If, for example, a passage of music was conceived in the imagination of a composer who does not play the guitar, or, even more to the point, under the absolute digital control of the guitarist-composer, the analysis should concern itself with discovering and indicating the various ‘structural moments’ of the composition, the ‘guide signs’, the cardinal points which are the foundation of essential, fundamental features of the composition and its related fingerings. Once these cardinal points are fixed and firm, it is possible to progress to an awareness of all the movements of energy that connect them to the non-structural aspects so that each movement is assigned a clear energetic function of tension and release. This approach to analytic research finds its immediate insights defined in terms of the guitar’s intensity and quality of timbre. From this analytic research springs the so-called ‘fingering’, which is in itself a conclusion of the reading of the text, not just the initial stage.
Moving away from the centre, analysis proceeds to the evaluation of relationships between compositional unity (whether or not formed by structural elements), distinguishing and considering logical interactions. This includes development of concepts of rhythm which examine not only the time factor, but also multidimensional aspects of the structure looked at from within the unity characteristic of the piece.
In the development of this process of analysis, we find ourselves moving towards an ‘awareness of connections’ which controls the life of the musical organism. As we examine the smallest elements that make up the primary structure we also assess the widest and deepest implications of the piece. In this analysis it is of a lesser significance whether the passage of music comes from a sonata, a theme with variations or a study. Such aspects refer only to its period of creation, its musical toponym, but suddenly all becomes clear. For this process defines the concepts of form not as they appear in the design of the external perimeters of a composition, but as its internal geography, as relationships within all – the ‘phenomena’ of the piece, not static but dynamic and moving. The outstanding benefit that the interpreter derives from this analysis can be properly defined as ‘a sense of form’ at the very place where an ‘instinctive’ reading of the text makes itself null and void by ignoring ‘internal relationships’ within the formal structure and denying that these varied moments of the composition are indeed a vital part of the overall design.
It is necessary to mention the great significance of the analytic process in developing an awareness of the composition, in regard to the learning of the piece, its historical reality, and its persistence in the mind. Quite definitely it avoids the process of memorising through mere digital repetition. Instead the learning of the composition becomes identified with the act of analysis. To analyse means to define in every detail one’s own interpretation of a passage and at the same time to remember those details. Those pieces that have not been analysed in this way have to be studied and re-studied over and over again but analysis ‘fixes’ every fact in the memory unforgettably and it will not be necessary to learn them again.
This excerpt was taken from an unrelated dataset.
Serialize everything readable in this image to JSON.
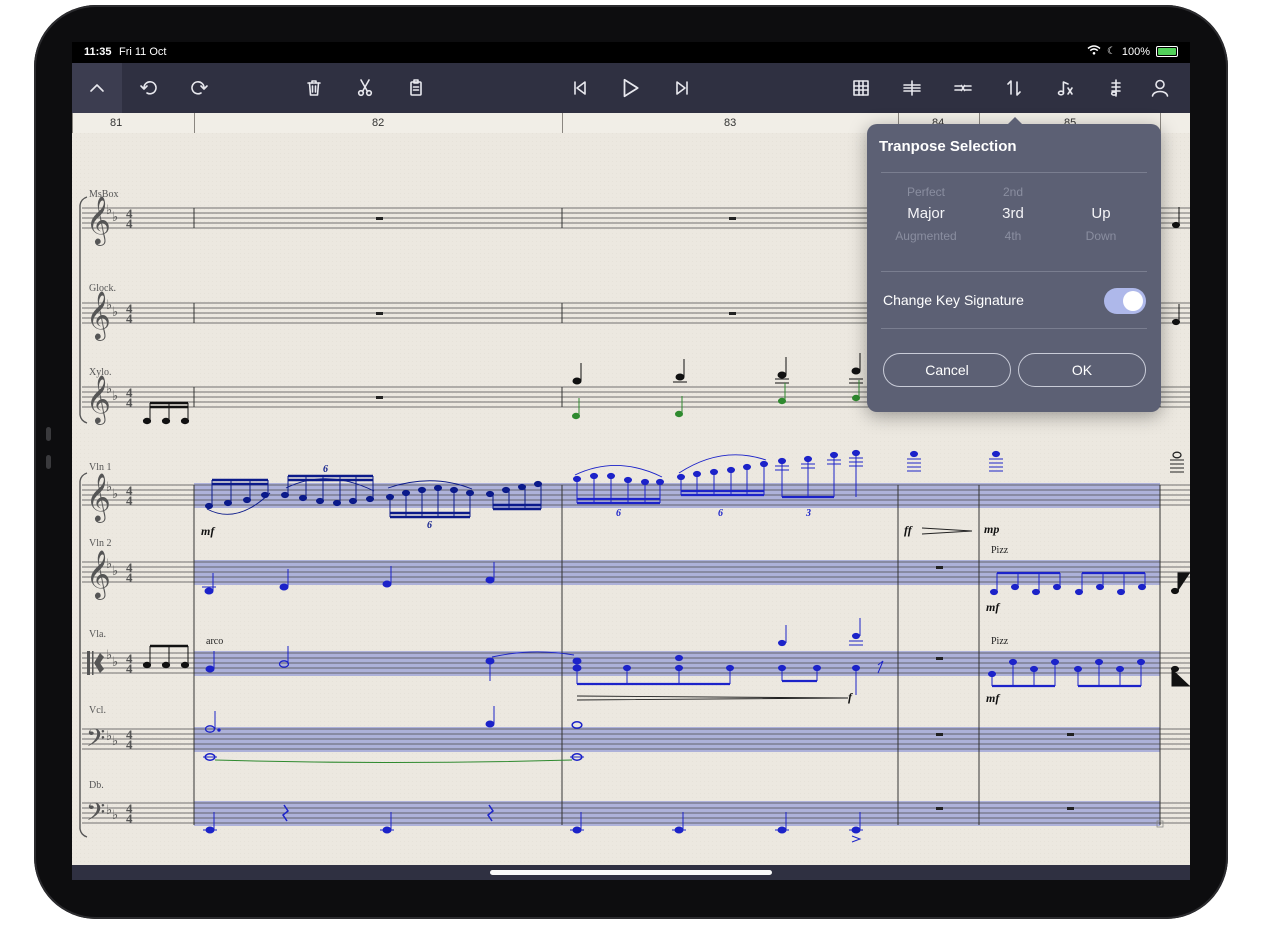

The scope of this article has compelled me to attempt a compressed synthesis of a methodological procedure of which I am, as far as purely musical aspects are concerned, a debtor to eminent studies of musical analysis. But in aspects relating to the guitar, I am the inventor. To invent something gives pleasure in itself to the person who invents, and pleasure to others who believe that the invention is useful. The good inventor also knows that his own ‘machine’ will in the fullness of time be improved upon and the precious prototype will eventually be regarded as an antiquated and comical implement!
Something else I forgot to mention. Every teacher of guitar who works with advanced students must also study composition! (By saying this I am sure I will have dealt my popularity a permanent blow!)